Secondly, commenters talked about direct access to the databases for warrantless snooping and collecting everything the agencies want. They clearly misread the law. In fact, it is written that the providers transmit the required data to the intelligence services, not that the intelligence agents pick the data up directly from the providers’ databases. Moreover, this sentence is located not in the data access article, but in the article regarding geolocation in real time.

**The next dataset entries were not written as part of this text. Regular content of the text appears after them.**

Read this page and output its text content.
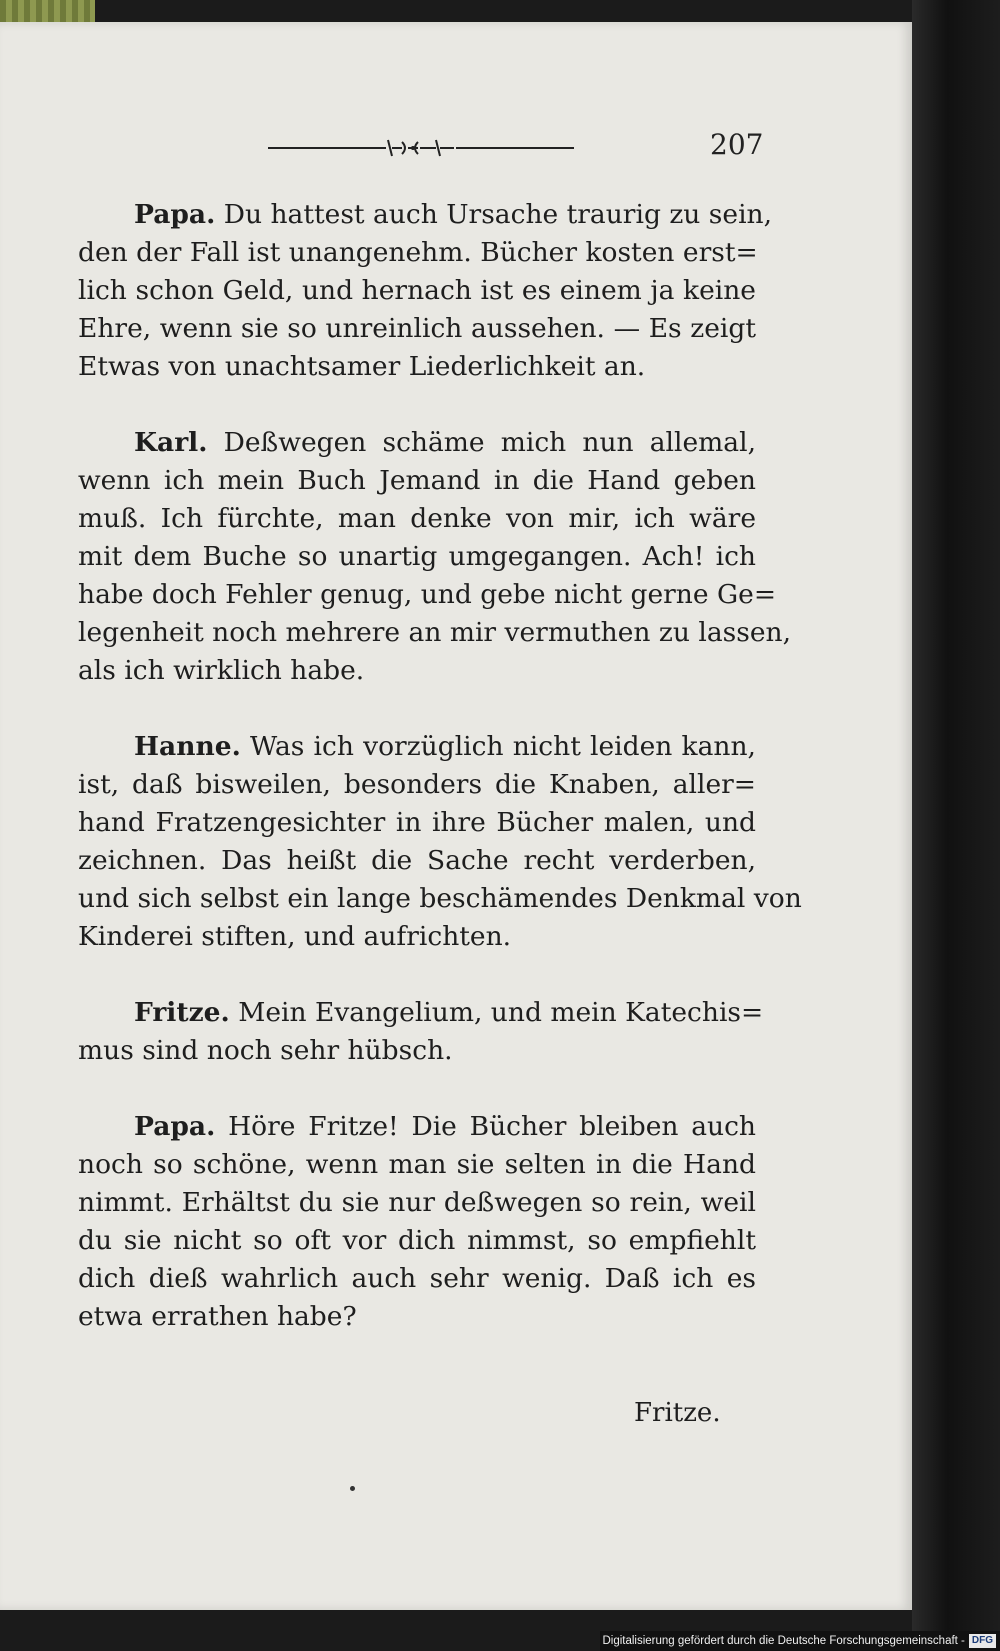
207
Papa. Du hattest auch Ursache traurig zu sein,
den der Fall ist unangenehm. Bücher kosten erst=
lich schon Geld, und hernach ist es einem ja keine
Ehre, wenn sie so unreinlich aussehen. — Es zeigt
Etwas von unachtsamer Liederlichkeit an.
Karl. Deßwegen schäme mich nun allemal,
wenn ich mein Buch Jemand in die Hand geben
muß. Ich fürchte, man denke von mir, ich wäre
mit dem Buche so unartig umgegangen. Ach! ich
habe doch Fehler genug, und gebe nicht gerne Ge=
legenheit noch mehrere an mir vermuthen zu lassen,
als ich wirklich habe.
Hanne. Was ich vorzüglich nicht leiden kann,
ist, daß bisweilen, besonders die Knaben, aller=
hand Fratzengesichter in ihre Bücher malen, und
zeichnen. Das heißt die Sache recht verderben,
und sich selbst ein lange beschämendes Denkmal von
Kinderei stiften, und aufrichten.
Fritze. Mein Evangelium, und mein Katechis=
mus sind noch sehr hübsch.
Papa. Höre Fritze! Die Bücher bleiben auch
noch so schöne, wenn man sie selten in die Hand
nimmt. Erhältst du sie nur deßwegen so rein, weil
du sie nicht so oft vor dich nimmst, so empfiehlt
dich dieß wahrlich auch sehr wenig. Daß ich es
etwa errathen habe?
Fritze.
Digitalisierung gefördert durch die Deutsche Forschungsgemeinschaft - DFG
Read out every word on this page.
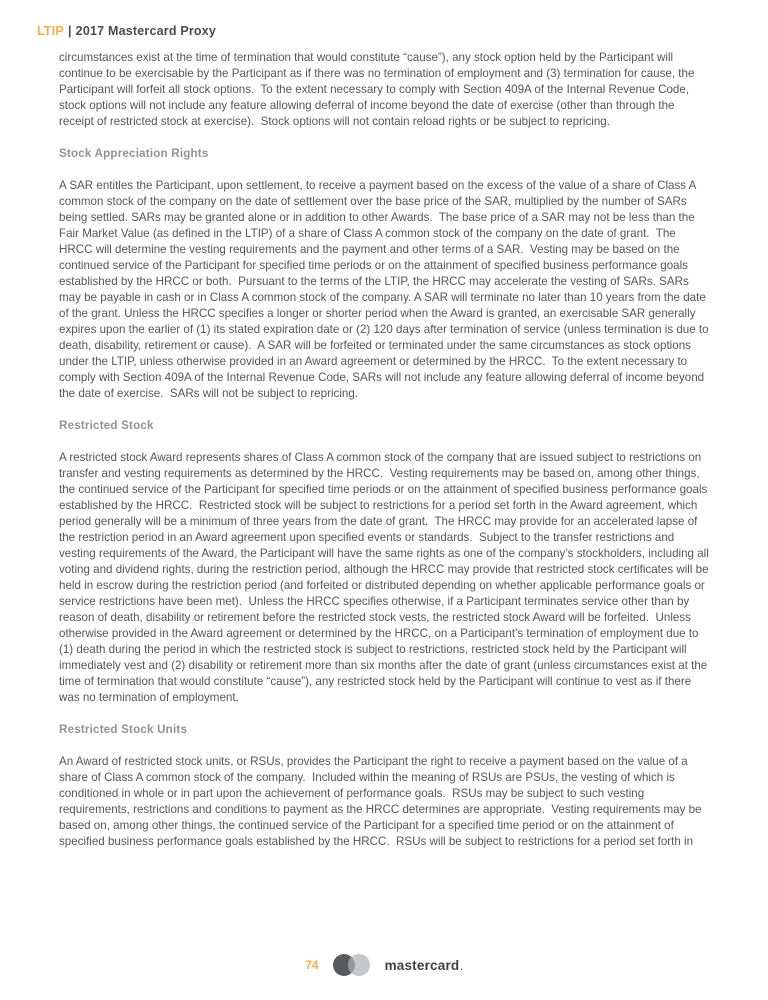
LTIP | 2017 Mastercard Proxy

circumstances exist at the time of termination that would constitute “cause”), any stock option held by the Participant will continue to be exercisable by the Participant as if there was no termination of employment and (3) termination for cause, the Participant will forfeit all stock options.  To the extent necessary to comply with Section 409A of the Internal Revenue Code, stock options will not include any feature allowing deferral of income beyond the date of exercise (other than through the receipt of restricted stock at exercise).  Stock options will not contain reload rights or be subject to repricing.

Stock Appreciation Rights

A SAR entitles the Participant, upon settlement, to receive a payment based on the excess of the value of a share of Class A common stock of the company on the date of settlement over the base price of the SAR, multiplied by the number of SARs being settled. SARs may be granted alone or in addition to other Awards.  The base price of a SAR may not be less than the Fair Market Value (as defined in the LTIP) of a share of Class A common stock of the company on the date of grant.  The HRCC will determine the vesting requirements and the payment and other terms of a SAR.  Vesting may be based on the continued service of the Participant for specified time periods or on the attainment of specified business performance goals established by the HRCC or both.  Pursuant to the terms of the LTIP, the HRCC may accelerate the vesting of SARs. SARs may be payable in cash or in Class A common stock of the company. A SAR will terminate no later than 10 years from the date of the grant. Unless the HRCC specifies a longer or shorter period when the Award is granted, an exercisable SAR generally expires upon the earlier of (1) its stated expiration date or (2) 120 days after termination of service (unless termination is due to death, disability, retirement or cause).  A SAR will be forfeited or terminated under the same circumstances as stock options under the LTIP, unless otherwise provided in an Award agreement or determined by the HRCC.  To the extent necessary to comply with Section 409A of the Internal Revenue Code, SARs will not include any feature allowing deferral of income beyond the date of exercise.  SARs will not be subject to repricing.

Restricted Stock

A restricted stock Award represents shares of Class A common stock of the company that are issued subject to restrictions on transfer and vesting requirements as determined by the HRCC.  Vesting requirements may be based on, among other things, the continued service of the Participant for specified time periods or on the attainment of specified business performance goals established by the HRCC.  Restricted stock will be subject to restrictions for a period set forth in the Award agreement, which period generally will be a minimum of three years from the date of grant.  The HRCC may provide for an accelerated lapse of the restriction period in an Award agreement upon specified events or standards.  Subject to the transfer restrictions and vesting requirements of the Award, the Participant will have the same rights as one of the company’s stockholders, including all voting and dividend rights, during the restriction period, although the HRCC may provide that restricted stock certificates will be held in escrow during the restriction period (and forfeited or distributed depending on whether applicable performance goals or service restrictions have been met).  Unless the HRCC specifies otherwise, if a Participant terminates service other than by reason of death, disability or retirement before the restricted stock vests, the restricted stock Award will be forfeited.  Unless otherwise provided in the Award agreement or determined by the HRCC, on a Participant’s termination of employment due to (1) death during the period in which the restricted stock is subject to restrictions, restricted stock held by the Participant will immediately vest and (2) disability or retirement more than six months after the date of grant (unless circumstances exist at the time of termination that would constitute “cause”), any restricted stock held by the Participant will continue to vest as if there was no termination of employment.

Restricted Stock Units

An Award of restricted stock units, or RSUs, provides the Participant the right to receive a payment based on the value of a share of Class A common stock of the company.  Included within the meaning of RSUs are PSUs, the vesting of which is conditioned in whole or in part upon the achievement of performance goals.  RSUs may be subject to such vesting requirements, restrictions and conditions to payment as the HRCC determines are appropriate.  Vesting requirements may be based on, among other things, the continued service of the Participant for a specified time period or on the attainment of specified business performance goals established by the HRCC.  RSUs will be subject to restrictions for a period set forth in

74	mastercard .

So, I am convinced that this new law does not create full access to all the data, information and documents retained by providers, permitting free snooping and tapping, as the Snowden leaks revealed about the NSA processes.
Is this data access unconstitutional?
The French parliamentarians have not referred to the Conseil constitutionnel (the French constitutional court) to review the constitutionality of this legislation. Anyway, this law deals mostly with the data access for intelligence agencies, a topic that was already validated by the Council. Concerning geolocation, the European Court of Human Rights (Uzun v. Germany, 2010) gave the conditions processing a suspect’s geolocation in real time. It seems that the new law creates the conditions pronounced by the Court.
Still, the debate about the intelligence agencies’ access should not be at a legal level since all these laws were already validated by the Constitutional Council, but at a political level. French people have to think about what they want for their intelligence agencies, which is acting under government supervision. However, this new legislation is neither a French Prism system that allows French officials to monitor Internet, nor a citizens spying system as some foreign press have said. It expands the power of the intelligence agencies on spying on suspects. Now, the question is: how do the intelligence agencies select their suspects and who is suspected: him, you, me? Maybe… who knows?